Both books spend a good deal of time discussing the unspoken divide between producers and fans, and the sort of policing that occurs when either side attempts to test the strength of this barrier. Interestingly, the main concern isn’t often fans encroaching on creators’ territory, but rather the opposite: the “First Rule of Fandom” is not to ask producers what they think of fan practices, particularly the creation of fan works – a rule that gets regularly broken at Q&A sessions, often to the horror of the other fans. (There is a fair amount of internal shaming within fan communities documented here, much of it gendered, women trying to keep other women from making the group look too passionate, or too sexually interested, or sexual at all.)

Supernatural makes guesses about its fan communities, though: it’s a show that famously looks directly back at its audience. There are episodes that feature fan conventions and obsessive fangirls, that hint at the most popular fanfiction pairing (an incestuous relationship between the main characters, two brothers, which is another complicated issue entirely), and, recently, one in which said brothers travel to an alternate universe in which they are on the set of their own show – as one character, playing himself, tweeted onscreen, the actor tweeted simultaneously in real life. Zubernis and Larsen say that the flipping of the camera’s gaze from fictional characters to fictional versions of their own fans was, understandably, met with very mixed reactions.

They interview people on both sides of the show-making equation, and while it’s clear that both fans and producers are curious about the other group, they’ve already constructed their narratives – “the writers are thinking X when they wrote Y,” or “the fans will probably want to see this character do this”. Most of the time, expectations don’t line up; when they do, it often feels like pure chance. One of the most interesting moments in Fangasm comes during an interview with Jared Padalecki, one of the aforementioned brothers on Supernatural. He’s talking about a specific genre of fanfiction, RPF, or “real person fic”, which is controversial even within fandom (though nothing new; people have been penning fiction about stars for just about forever). In the Supernatural fandom, he’s most often paired with his costar, Jensen Ackles. “It has nothing to do with reality,” Padalecki says. “What they think of our situation is exactly what they want it to be and it always will be. You sort of accept that or you don’t. It’s how I feel about fanfiction…They’re allowing me to do what I want, so I’ll enable them through what they want.” 

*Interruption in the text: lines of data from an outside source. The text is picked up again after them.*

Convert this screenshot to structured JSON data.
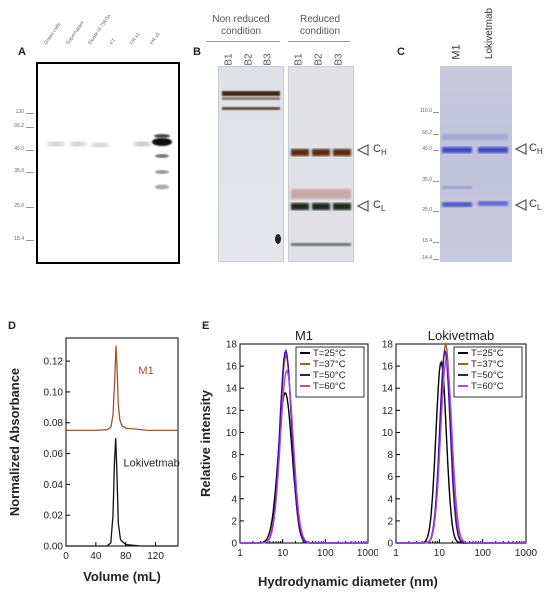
{
  "panelA": {
    "label": "A",
    "lanes": [
      "Green cells",
      "Supernatant",
      "Eluate of 75kDa",
      "FT",
      "FR x1",
      "FR x5"
    ],
    "markers": [
      "130",
      "66.2",
      "45.0",
      "35.0",
      "25.0",
      "18.4"
    ]
  },
  "panelB": {
    "label": "B",
    "nonreduced_title": "Non reduced condition",
    "reduced_title": "Reduced condition",
    "lanes": [
      "B1",
      "B2",
      "B3"
    ],
    "heavy": "C",
    "heavy_sub": "H",
    "light": "C",
    "light_sub": "L"
  },
  "panelC": {
    "label": "C",
    "lanes": [
      "M1",
      "Lokivetmab"
    ],
    "markers": [
      "116.0",
      "66.2",
      "45.0",
      "35.0",
      "25.0",
      "18.4",
      "14.4"
    ],
    "heavy": "C",
    "heavy_sub": "H",
    "light": "C",
    "light_sub": "L"
  },
  "panelD": {
    "label": "D"
  },
  "panelE": {
    "label": "E"
  },
  "chart_data": [
    {
      "type": "line",
      "panel": "D",
      "xlabel": "Volume (mL)",
      "ylabel": "Normalized Absorbance",
      "xlim": [
        0,
        150
      ],
      "ylim": [
        0,
        0.135
      ],
      "xticks": [
        "0",
        "40",
        "80",
        "120"
      ],
      "yticks": [
        "0.00",
        "0.02",
        "0.04",
        "0.06",
        "0.08",
        "0.10",
        "0.12"
      ],
      "series": [
        {
          "name": "M1",
          "color": "#a0522d",
          "x": [
            0,
            40,
            55,
            60,
            63,
            65,
            67,
            68,
            70,
            72,
            75,
            80,
            90,
            110,
            150
          ],
          "y": [
            0.075,
            0.075,
            0.0755,
            0.077,
            0.085,
            0.105,
            0.13,
            0.12,
            0.092,
            0.082,
            0.078,
            0.0765,
            0.076,
            0.075,
            0.075
          ]
        },
        {
          "name": "Lokivetmab",
          "color": "#111111",
          "x": [
            0,
            40,
            55,
            60,
            63,
            65,
            66.5,
            68,
            70,
            73,
            80,
            100,
            150
          ],
          "y": [
            0.0,
            0.0,
            0.0,
            0.002,
            0.02,
            0.055,
            0.07,
            0.05,
            0.015,
            0.004,
            0.001,
            0.0,
            0.0
          ]
        }
      ]
    },
    {
      "type": "line",
      "panel": "E",
      "title": "M1",
      "xlabel": "Hydrodynamic diameter (nm)",
      "ylabel": "Relative intensity",
      "xscale": "log",
      "xlim": [
        1,
        1000
      ],
      "ylim": [
        0,
        18
      ],
      "xticks": [
        "1",
        "10",
        "100",
        "1000"
      ],
      "yticks": [
        "0",
        "2",
        "4",
        "6",
        "8",
        "10",
        "12",
        "14",
        "16",
        "18"
      ],
      "legend_position": "top-right",
      "series": [
        {
          "name": "T=25°C",
          "color": "#000000",
          "peak_x": 11.5,
          "peak_y": 13.6,
          "width": 0.16
        },
        {
          "name": "T=37°C",
          "color": "#b5532a",
          "peak_x": 12.0,
          "peak_y": 17.0,
          "width": 0.14
        },
        {
          "name": "T=50°C",
          "color": "#3a0ca3",
          "peak_x": 11.8,
          "peak_y": 17.4,
          "width": 0.14
        },
        {
          "name": "T=60°C",
          "color": "#a64bd6",
          "peak_x": 12.5,
          "peak_y": 15.6,
          "width": 0.15
        }
      ]
    },
    {
      "type": "line",
      "panel": "E",
      "title": "Lokivetmab",
      "xlabel": "Hydrodynamic diameter (nm)",
      "ylabel": "",
      "xscale": "log",
      "xlim": [
        1,
        1000
      ],
      "ylim": [
        0,
        18
      ],
      "xticks": [
        "1",
        "10",
        "100",
        "1000"
      ],
      "yticks": [
        "0",
        "2",
        "4",
        "6",
        "8",
        "10",
        "12",
        "14",
        "16",
        "18"
      ],
      "legend_position": "top-right",
      "series": [
        {
          "name": "T=25°C",
          "color": "#000000",
          "peak_x": 11.0,
          "peak_y": 16.4,
          "width": 0.12
        },
        {
          "name": "T=37°C",
          "color": "#b5532a",
          "peak_x": 14.0,
          "peak_y": 18.0,
          "width": 0.12
        },
        {
          "name": "T=50°C",
          "color": "#3a0ca3",
          "peak_x": 13.5,
          "peak_y": 17.4,
          "width": 0.12
        },
        {
          "name": "T=60°C",
          "color": "#a64bd6",
          "peak_x": 14.5,
          "peak_y": 16.6,
          "width": 0.13
        }
      ]
    }
  ]
}
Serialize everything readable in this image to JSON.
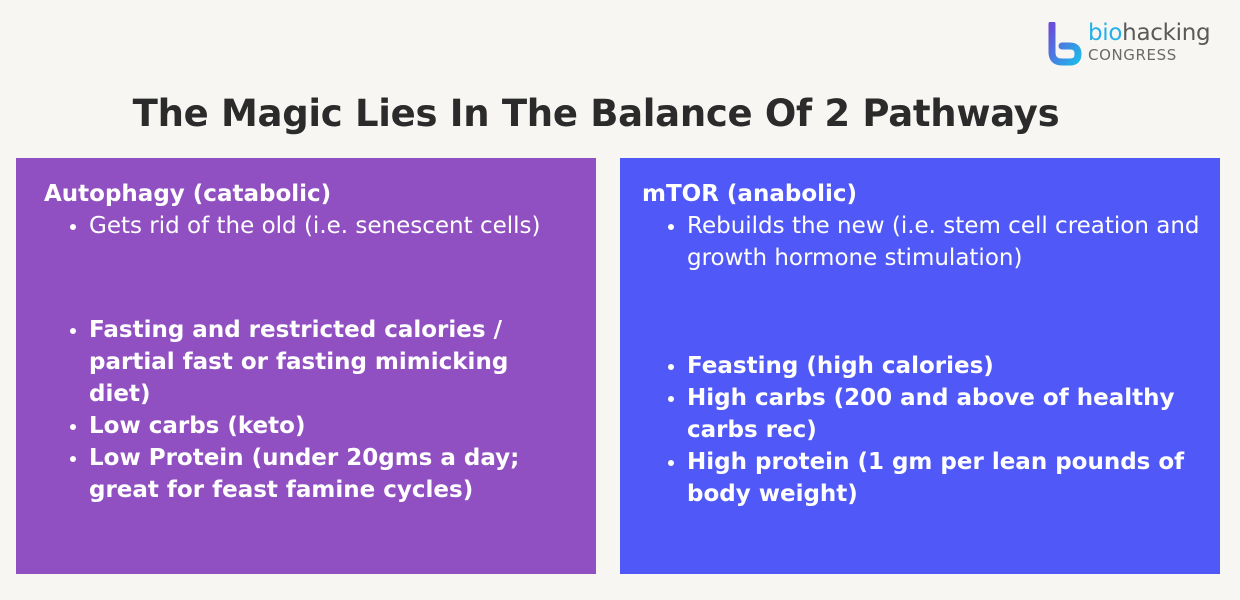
{
  "logo": {
    "word_accent": "bio",
    "word_rest": "hacking",
    "subtitle": "CONGRESS"
  },
  "title": "The Magic Lies In The Balance Of 2 Pathways",
  "panels": {
    "left": {
      "color": "#9150c1",
      "heading": "Autophagy (catabolic)",
      "description_items": [
        "Gets rid of the old (i.e. senescent cells)"
      ],
      "bold_items": [
        "Fasting and restricted calories / partial fast or fasting mimicking diet)",
        "Low carbs (keto)",
        "Low Protein (under 20gms a day; great for feast famine cycles)"
      ]
    },
    "right": {
      "color": "#5059f7",
      "heading": "mTOR (anabolic)",
      "description_items": [
        "Rebuilds the new (i.e. stem cell creation and growth hormone stimulation)"
      ],
      "bold_items": [
        "Feasting (high calories)",
        "High carbs (200 and above of healthy carbs rec)",
        "High protein (1 gm per lean pounds of body weight)"
      ]
    }
  }
}
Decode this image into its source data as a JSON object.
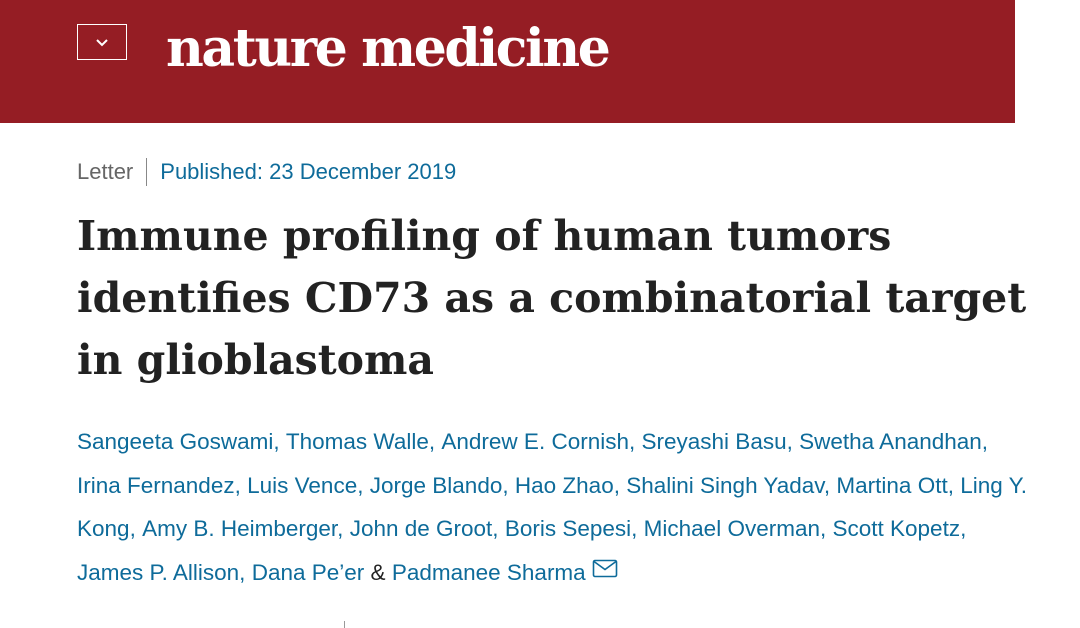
{
  "header": {
    "logo_text": "nature medicine",
    "menu_icon": "chevron-down-icon",
    "background_color": "#951d24"
  },
  "article": {
    "type": "Letter",
    "published": "Published: 23 December 2019",
    "title": "Immune profiling of human tumors identifies CD73 as a combinatorial target in glioblastoma",
    "authors": [
      "Sangeeta Goswami",
      "Thomas Walle",
      "Andrew E. Cornish",
      "Sreyashi Basu",
      "Swetha Anandhan",
      "Irina Fernandez",
      "Luis Vence",
      "Jorge Blando",
      "Hao Zhao",
      "Shalini Singh Yadav",
      "Martina Ott",
      "Ling Y. Kong",
      "Amy B. Heimberger",
      "John de Groot",
      "Boris Sepesi",
      "Michael Overman",
      "Scott Kopetz",
      "James P. Allison",
      "Dana Pe’er",
      "Padmanee Sharma"
    ],
    "author_separator": ",",
    "last_author_joiner": "&",
    "corresponding_icon": "mail-icon",
    "link_color": "#0e6b9a"
  }
}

It’s a shockingly well-adjusted sentiment considering that someone else in his position – the subject of (often explicit) stories about a fictional version of himself – might not be able to get past the strangeness of it, or the feeling that boundaries were being encroached upon. But it also feels instructive for the whole messy business of the shifting lines between the parties involved in the making and consuming of a show. Those of us active in fandoms with “showrunners”, the big directorial authorities, spend a lot of time railing about their visions of the world. This is fine, possibly even healthy, a great, critical engagement with art and media, but so often, things go too far –  creators start to see their fans as adversaries, and fans start to see the creators as obstacles.

Not to put too bleak a point on it, but maybe it’s best to think of fan/creator relations through the lens of “mutually assured destruction”, in the sense that “they’re allowing me to do what I want, so I’ll enable them through what they want”. Just because we can see each other – and just because we can potentially even talk to each other – doesn’t mean it’s actually a good deal to directly engage with each other. Loving a television show, or a book, or a movie, can be a beautiful thing – and that includes loving a difficult showrunner, or a difficult fan, or a whole fandom of difficult fans. As television funding models and distribution methods shift at an exponentially fast rate and social media continues to transform the way we communicate, it’ll be a good thing to keep in mind: it’s not the historical barriers in place, but perhaps instead the ones we continue to erect, out of mutual respect, that help to keep making television worth getting invested in.